Paralleled cables will provide roughly twice the power handling capacity of a single cable in the HF region. The surface area of the center wires is doubled. However, be sure to calculate your power limit for the new impedance and the current peaks that will be present at this impedance.

One of the main uses of parallel-connected coax cables is to form a 1/4- wavelength matching section with an impedance that is correct for the desired match. The ideal matching section impedance is the square root of the product of the input and output impedances. Here are a few examples of common matching section applications.

Antenna               Impedance        Line Zo    Match Section Zo
2-element Quad 115 50 76 (use 70 Ohm cable)
3-element Yagi 25 50 35 (use RG-83 or
paralleled
70-Ohm cables)
2-element Yagi 40 50 45 (use paralleled
RG-62 sections)
Dipole 72 50 60 (use paralleled
RG-63 sections)

Fig. 5 illustrates the general matching section situation. The matching section--whether composed of 1 line or paralleled lines--is simply inserted between the odd antenna impedance and the main feedline, with center conductors connected and with braids or outer cylinders connected.

Let's take an example that may be finicky. Suppose I had a 2-element Yagi with a feedpoint impedance of about 41 Ohms at mid-band. Such an array would give me under 2:1 SWR across the band. However, we can do a bit better. Let's make up a parallel section of RG-62 and make it 1/4 wavelength. The net impedance of the paralleled lines is 46.5 Ohms. At the design frequency, I obtain an impedance of about 52 Ohms. Moreover, the section helps my make the SWR curve more symmetrical across the operating passband. See Fig. 6 for the relative SWR curves as they apply to a specific Yagi design.

Even though common practice tries to get away with minimal work, nothing in good engineering practice--except possibly excessive cost--says that I may not be as finicky as I desire. The symmetrical curve for the array with the section added will likely prevent an SWR sensitive rig or amplifier from reducing power at the low end of the band--if one needs a reason other than personal satisfaction for adding the section.

As noted in another item ("When is a Quarter Wavelength Not a Quarter Wavelength?), the sections that we add can be length-adjusted to provide the most desirable SWR curve for a given situation. Hence, we are not limited to using matching sections only when we have ideal input and output impedances to go with ideal paralleled coax matching sections. Antenna modeling software is perhaps the fastest way to adjust the length of "slightly off" sections so that we can effect the best possible match.

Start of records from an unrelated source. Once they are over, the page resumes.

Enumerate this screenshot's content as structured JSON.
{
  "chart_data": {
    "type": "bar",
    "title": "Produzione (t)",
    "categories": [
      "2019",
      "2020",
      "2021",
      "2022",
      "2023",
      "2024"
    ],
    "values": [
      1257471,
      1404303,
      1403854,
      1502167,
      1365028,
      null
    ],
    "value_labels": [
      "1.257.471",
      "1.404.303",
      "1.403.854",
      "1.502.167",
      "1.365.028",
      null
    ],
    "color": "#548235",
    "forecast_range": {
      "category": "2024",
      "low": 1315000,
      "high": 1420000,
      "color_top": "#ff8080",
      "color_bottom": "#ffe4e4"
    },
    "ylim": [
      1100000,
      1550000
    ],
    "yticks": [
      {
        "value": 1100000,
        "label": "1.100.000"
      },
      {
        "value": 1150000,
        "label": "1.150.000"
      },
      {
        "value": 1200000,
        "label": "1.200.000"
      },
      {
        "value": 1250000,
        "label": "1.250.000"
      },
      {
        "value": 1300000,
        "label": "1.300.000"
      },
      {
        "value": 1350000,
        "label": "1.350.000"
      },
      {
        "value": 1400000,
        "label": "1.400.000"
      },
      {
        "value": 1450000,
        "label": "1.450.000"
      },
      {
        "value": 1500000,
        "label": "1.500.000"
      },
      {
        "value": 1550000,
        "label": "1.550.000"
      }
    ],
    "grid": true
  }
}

We can, of course, use paralleled coax as the main feedline for special situations. In some cases, we may wish to use the odd impedance values that happen to match an antenna to create feedlines that run all the way into the shack, where we might apply the final impedance transformation. The decision to use this option will depend on numerous factors, such as the losses in the lines that form our options, the weight of the paralleled lines relative to a single line, and the cost of the line.

In the End. . .

. . .both series-connected and parallel connected coaxial cables have a place in the array of transmission line techniques at our disposal. Careful measurement and fabrication go a long way toward making our use of them successful.

In the process of thinking about feedline needs, do not overlook some of the available lines other than the 50-Ohm and 70-Ohm lines we most often think about. The odd-values--either alone or in series or parallel combination--may provide just the characteristic impedance for a given job.